Cosa emerge da questi incontri con i ragazzi?
«I giovani sottovalutano alcuni aspetti pericolosi del web perchè si sentono protetti e nascosti dietro lo schermo, come se potessero dire e fare ciò che vogliono senza conseguenze, ma allo stesso tempo ciò che si legge su Facebook è tenuto da loro in massima considerazione. Gli studenti si sono meravigliati della leggerezza con cui immettono i propri dati personali senza pensare alle possibili conseguenze relative alla propria immagine e a quella degli altri. Sui social network i ragazzi si costruiscono una nuova identità online che per loro è molto significativa».


Nelle scuole cesenati i ragazzi le hanno mai raccontato di episodi di cyber-bullismo o di altri comportamenti sconvenienti sul web?
«Purtroppo di episodi di bullismo tramite nuove tecnologie negli ultimi anni ne ho sentiti parecchi. Mi vengono ancora i brividi a pensare a un fatto accaduto un paio di anni fa in un istituto cesenate, che l’ultima tragedia di Novara mi ha ricordato. Si trattava di un filmato di momenti intimi che ha girato per l’istituto sui telefonini per diverso tempo, comportando vergogna e senso di malessere nei protagonisti. O ancora ragazze che ‘postano’ su Facebook fotografie dai contenuti erotici che compromettono la loro immagine, facendole apparire come ‘facili’, provocando in loro uno stato di sofferenza. La lista dei casi è ancora lunga...».


I ragazzi vengono volentieri allo sportello dello psicologo?
«Gli adolescenti vengono da me molto di più di quanto si pensi. I principali argomenti di cui vogliono parlare sono le difficoltà scolastiche legate all’apprendimento e al rendimento e i problemi di relazione. Ma spesso vogliono parlare di loro stessi in merito alle preoccupazioni sulla famiglia, sul mondo affettivo e sul futuro. Purtroppo mi rendo conto che non vengono i ragazzi veramente bisognosi. Negli anni mi sono capitati anche casi tali da chiamare i genitori. Lo sportello funziona bene se viene promosso nel modo giusto prima di tutto dalle scuole».

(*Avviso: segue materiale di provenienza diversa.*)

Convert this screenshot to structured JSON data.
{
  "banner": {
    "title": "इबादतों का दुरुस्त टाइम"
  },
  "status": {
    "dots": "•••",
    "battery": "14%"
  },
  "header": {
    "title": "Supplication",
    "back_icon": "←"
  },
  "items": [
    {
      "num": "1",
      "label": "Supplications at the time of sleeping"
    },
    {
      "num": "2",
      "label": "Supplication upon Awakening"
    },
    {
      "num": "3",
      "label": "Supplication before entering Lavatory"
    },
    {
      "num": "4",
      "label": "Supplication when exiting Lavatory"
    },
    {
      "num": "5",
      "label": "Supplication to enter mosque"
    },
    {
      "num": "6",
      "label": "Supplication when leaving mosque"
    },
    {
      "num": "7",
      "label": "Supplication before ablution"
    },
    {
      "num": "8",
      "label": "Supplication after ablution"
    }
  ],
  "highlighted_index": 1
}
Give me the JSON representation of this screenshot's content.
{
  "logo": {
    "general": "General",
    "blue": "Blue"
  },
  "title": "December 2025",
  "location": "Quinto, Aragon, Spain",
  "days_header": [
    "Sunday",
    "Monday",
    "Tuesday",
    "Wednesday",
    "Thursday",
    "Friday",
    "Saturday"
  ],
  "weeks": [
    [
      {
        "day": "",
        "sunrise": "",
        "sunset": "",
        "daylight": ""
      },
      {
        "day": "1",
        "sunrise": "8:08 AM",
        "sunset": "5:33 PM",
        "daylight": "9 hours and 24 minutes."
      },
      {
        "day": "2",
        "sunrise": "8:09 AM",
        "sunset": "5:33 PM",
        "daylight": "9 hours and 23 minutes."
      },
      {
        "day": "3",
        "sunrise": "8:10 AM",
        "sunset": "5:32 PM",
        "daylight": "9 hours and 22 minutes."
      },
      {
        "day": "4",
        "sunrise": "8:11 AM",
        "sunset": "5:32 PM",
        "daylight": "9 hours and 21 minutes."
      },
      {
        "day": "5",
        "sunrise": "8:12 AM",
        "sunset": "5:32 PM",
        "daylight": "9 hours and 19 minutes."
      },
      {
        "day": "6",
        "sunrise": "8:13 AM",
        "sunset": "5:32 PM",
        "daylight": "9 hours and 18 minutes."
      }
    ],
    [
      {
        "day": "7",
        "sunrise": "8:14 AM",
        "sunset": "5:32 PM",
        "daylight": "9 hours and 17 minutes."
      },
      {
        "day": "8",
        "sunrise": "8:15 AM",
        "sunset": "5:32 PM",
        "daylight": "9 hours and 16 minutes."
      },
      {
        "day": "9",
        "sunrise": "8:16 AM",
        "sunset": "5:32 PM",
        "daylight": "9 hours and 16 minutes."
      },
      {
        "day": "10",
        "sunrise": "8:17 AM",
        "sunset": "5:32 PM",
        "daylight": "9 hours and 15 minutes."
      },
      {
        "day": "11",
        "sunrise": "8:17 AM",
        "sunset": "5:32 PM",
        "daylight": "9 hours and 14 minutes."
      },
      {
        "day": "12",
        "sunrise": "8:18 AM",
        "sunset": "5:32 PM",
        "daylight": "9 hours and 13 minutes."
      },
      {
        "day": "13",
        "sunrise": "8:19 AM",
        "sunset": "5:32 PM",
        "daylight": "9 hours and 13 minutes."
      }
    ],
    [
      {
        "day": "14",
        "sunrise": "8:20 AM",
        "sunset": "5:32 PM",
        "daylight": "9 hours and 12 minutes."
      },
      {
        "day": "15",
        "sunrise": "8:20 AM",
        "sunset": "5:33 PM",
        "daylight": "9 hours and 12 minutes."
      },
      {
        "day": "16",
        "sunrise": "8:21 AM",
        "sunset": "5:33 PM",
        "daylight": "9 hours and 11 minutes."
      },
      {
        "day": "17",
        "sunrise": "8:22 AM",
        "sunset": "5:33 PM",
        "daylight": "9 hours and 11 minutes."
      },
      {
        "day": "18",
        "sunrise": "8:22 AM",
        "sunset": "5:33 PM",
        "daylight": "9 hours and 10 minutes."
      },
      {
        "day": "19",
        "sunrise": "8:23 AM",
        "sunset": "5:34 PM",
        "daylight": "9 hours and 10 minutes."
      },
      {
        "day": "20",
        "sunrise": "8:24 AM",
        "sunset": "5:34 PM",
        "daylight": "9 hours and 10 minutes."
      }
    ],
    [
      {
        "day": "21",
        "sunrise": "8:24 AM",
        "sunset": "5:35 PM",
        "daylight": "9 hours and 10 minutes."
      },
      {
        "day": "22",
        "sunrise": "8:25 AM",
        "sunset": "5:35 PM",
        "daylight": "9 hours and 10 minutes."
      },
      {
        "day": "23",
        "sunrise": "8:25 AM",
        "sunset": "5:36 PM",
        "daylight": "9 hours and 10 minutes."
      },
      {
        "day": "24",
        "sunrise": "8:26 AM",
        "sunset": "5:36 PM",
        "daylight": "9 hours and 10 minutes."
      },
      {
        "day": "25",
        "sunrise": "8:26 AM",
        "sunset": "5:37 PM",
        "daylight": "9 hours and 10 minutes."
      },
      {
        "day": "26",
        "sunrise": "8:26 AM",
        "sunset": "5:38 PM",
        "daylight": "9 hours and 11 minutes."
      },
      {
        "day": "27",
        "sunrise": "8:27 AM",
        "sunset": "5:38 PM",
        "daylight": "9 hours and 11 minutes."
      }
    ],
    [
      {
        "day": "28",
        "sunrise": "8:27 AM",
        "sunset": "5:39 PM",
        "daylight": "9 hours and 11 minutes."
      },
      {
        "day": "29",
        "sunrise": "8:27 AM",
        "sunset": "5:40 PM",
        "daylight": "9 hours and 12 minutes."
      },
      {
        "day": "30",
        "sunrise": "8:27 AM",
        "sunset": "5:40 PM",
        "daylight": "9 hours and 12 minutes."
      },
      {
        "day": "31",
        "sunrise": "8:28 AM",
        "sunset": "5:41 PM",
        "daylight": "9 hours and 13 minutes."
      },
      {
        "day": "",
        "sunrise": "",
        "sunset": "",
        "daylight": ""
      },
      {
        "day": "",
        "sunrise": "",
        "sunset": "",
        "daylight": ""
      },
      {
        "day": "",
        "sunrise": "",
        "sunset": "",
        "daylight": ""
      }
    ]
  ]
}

Le famiglie e la scuola educano i ragazzi al corretto uso di social network e degli altri strumenti della rete?
«I genitori non hanno alcuna educazione su questi argomenti. Mentre la scuola è impegnata prevalentemente sui programmi classici di studio. Spesso non viene fatta sensibilizzazione all’uso dei social network. E dire che, come visto negli ultimi tragici casi italiani, ci sono questioni importanti su cui riflettere: la questione della privacy dei ragazzi, l’influenza dei videogiochi violenti, l’accesso quasi libero al materiale pornografico e anche il rischio di essere adescati online».


Cosa consiglia ai genitori?
«Di aggiornarsi sul mondo virtuale se vogliono essere educatori efficaci. Basterebbe andare su un qualsiasi motore di ricerca e digitare qualche parola chiave per avere l’abc di come comportarsi con i figli e il web. Consiglio loro di iscriversi a Facebook, così da entrare in confidenza col mondo dei social network. Ai genitori dei ragazzi molto giovani, che frequentano le medie o i primi anni delle superiori, direi di accompagnarli alla scoperta di internet e di passare del tempo con loro al computer, spiegando quali sono ipotenziali pericoli della rete. Per mamme e papà dei ragazzi più grandi non ho dritte particolari, perchè è già troppo tardi per intervenire. Per questo è importante fare prevenzione».